Pericytes (PCs) are microvascular mural cells which constituent the embryonic blood brain barrier (BBB) along with endothelial cells (ECs). During brain development, germinal matrix (GM) - a highly vascularized region rich in neuronal-glial precursors, is selectively vulnerable to hemorrhage in premature infants. The transforming growth factor ß (TGFß) pathway plays a crucial role in barrier development by regulating cellular cross talk between PCs and ECs. Indeed, murine embryos lacking TGFß receptor activin receptor-like kinase 5 (Alk5) in brain PCs (mutants) develop gross germinal matrix hemorrhage-intraventricular hemorrhage (GMH-IVH) and culminate in perinatal lethality. Mutant GM vessels display reduced PC and collagen coverage, abnormal vessel dilation and EC hyperproliferation. However, the mechanistic link between PC-specific deletion of ALK5 and aberrant EC behavior remains elusive. Herein, using bulk RNA sequencing from human brain PCs lacking ALK5 (siALK5) as well as murine vascular cells [PCs and ECs] isolated from embryonic brain at embryonic days E11.5 and E13.5 we establish that angiopoietin 2 (ANGPT2), a secreted angiogenic growth factor, is robustly repressed by the TGFß pathway in PCs.

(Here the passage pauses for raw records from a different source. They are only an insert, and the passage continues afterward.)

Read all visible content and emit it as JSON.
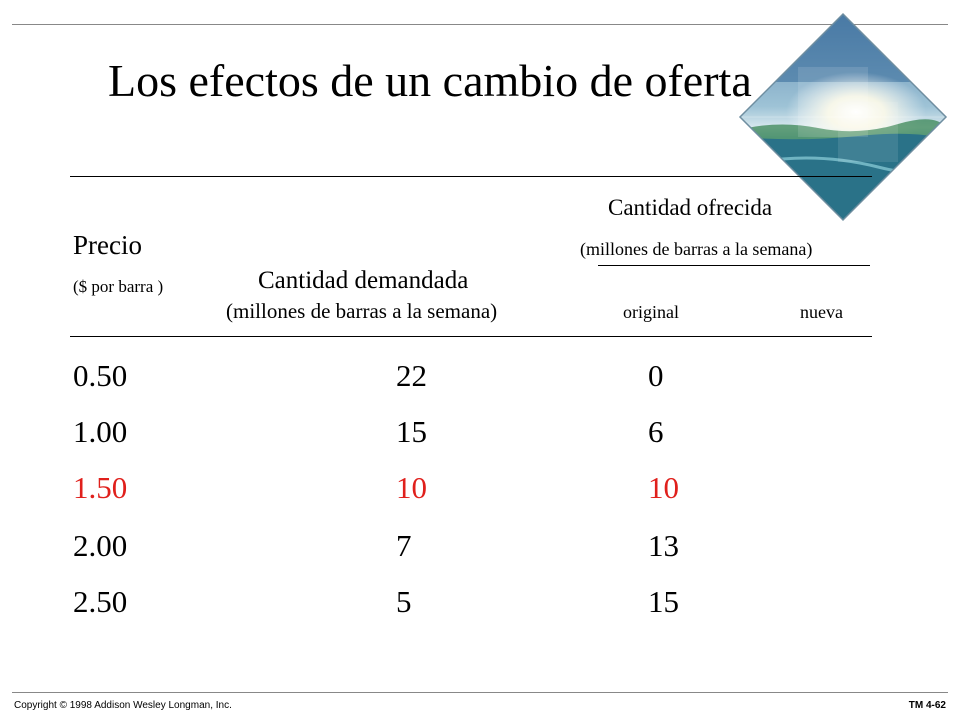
{
  "slide": {
    "title": "Los efectos de un cambio de oferta"
  },
  "header": {
    "precio": "Precio",
    "precio_unit": "($ por barra )",
    "demand_title": "Cantidad demandada",
    "demand_unit": "(millones de barras a la semana)",
    "supply_title": "Cantidad ofrecida",
    "supply_unit": "(millones de barras a la semana)",
    "col_original": "original",
    "col_nueva": "nueva"
  },
  "table": {
    "highlight_color": "#e0201c",
    "rows": [
      {
        "price": "0.50",
        "demanded": "22",
        "original": "0",
        "highlight": false
      },
      {
        "price": "1.00",
        "demanded": "15",
        "original": "6",
        "highlight": false
      },
      {
        "price": "1.50",
        "demanded": "10",
        "original": "10",
        "highlight": true
      },
      {
        "price": "2.00",
        "demanded": "7",
        "original": "13",
        "highlight": false
      },
      {
        "price": "2.50",
        "demanded": "5",
        "original": "15",
        "highlight": false
      }
    ]
  },
  "footer": {
    "copyright": "Copyright © 1998 Addison Wesley Longman, Inc.",
    "slide_id": "TM 4-62"
  },
  "decor": {
    "image": "beach-photo-diamond"
  }
}
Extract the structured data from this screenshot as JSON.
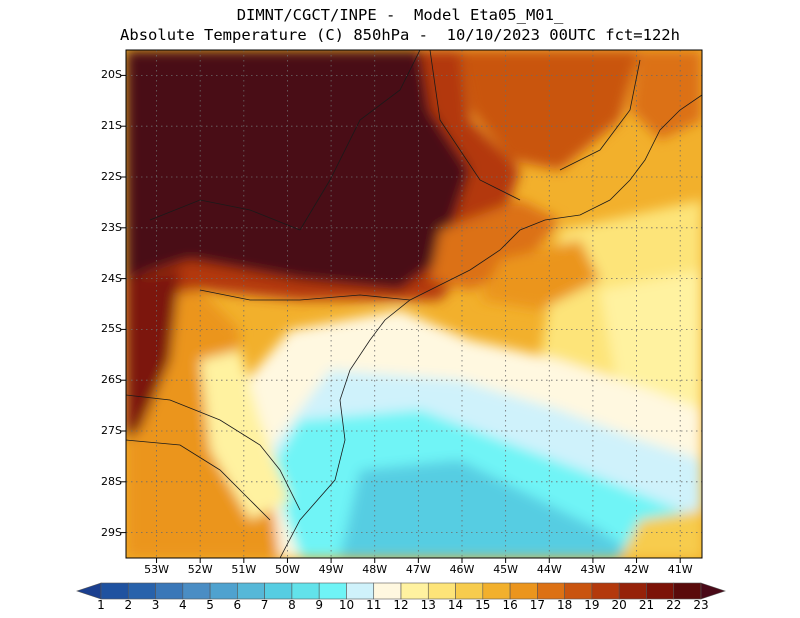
{
  "title": {
    "line1": "DIMNT/CGCT/INPE -  Model Eta05_M01_",
    "line2": "Absolute Temperature (C) 850hPa -  10/10/2023 00UTC fct=122h"
  },
  "map": {
    "lat_labels": [
      "20S",
      "21S",
      "22S",
      "23S",
      "24S",
      "25S",
      "26S",
      "27S",
      "28S",
      "29S"
    ],
    "lon_labels": [
      "53W",
      "52W",
      "51W",
      "50W",
      "49W",
      "48W",
      "47W",
      "46W",
      "45W",
      "44W",
      "43W",
      "42W",
      "41W"
    ],
    "lat_range": [
      -29.5,
      -19.5
    ],
    "lon_range": [
      -53.7,
      -40.5
    ],
    "grid": true
  },
  "colorbar": {
    "labels": [
      "1",
      "2",
      "3",
      "4",
      "5",
      "6",
      "7",
      "8",
      "9",
      "10",
      "11",
      "12",
      "13",
      "14",
      "15",
      "16",
      "17",
      "18",
      "19",
      "20",
      "21",
      "22",
      "23"
    ],
    "colors": [
      "#1b3f8f",
      "#1f52a0",
      "#2862ab",
      "#3a77b8",
      "#4a8dc4",
      "#4fa2cf",
      "#56b8d8",
      "#56cde2",
      "#62e2ea",
      "#6ff4f6",
      "#cff2fb",
      "#fff8e0",
      "#fff2a0",
      "#fde479",
      "#f7cc4d",
      "#f2b02c",
      "#eb951d",
      "#dc7114",
      "#c9540f",
      "#b3390c",
      "#962209",
      "#7c1207",
      "#5a0a0a",
      "#4a0a18"
    ]
  }
}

Conversely, mutants lacking PC-ALK5 secrete higher levels of ANGPT2 resulting in overactivation of tyrosine protein kinase receptor (TIE2) and culminating in EC hyperproliferation, vessel dilation, BBB breakdown and GMH. PC-specific Angpt2 deletion or pharmacological inhibition in mutants improves GM vessel morphology, reduces EC proliferation and attenuates GMH pathogenesis. Taken together, we demonstrate that loss of TGFß-mediated ANGPT2 repression in PCs is detrimental for BBB integrity and identify ANGPT2 as an important pathological target for GMH-IVH. Overall design: To evaluate ALK5-mediated differential gene expression in percityes during cerebrovascular development at E13.5, perciytes were isolated from murine embryonic brains of Pdgfrb-Cre, Alk5(flox/+) [control] and Pdgfrb-Cre, Alk5(flox/flox) [mutant] mice also bearing ZS green by flow cytometry. Total RNA was isolated and subjected to bulk RNA sequencing.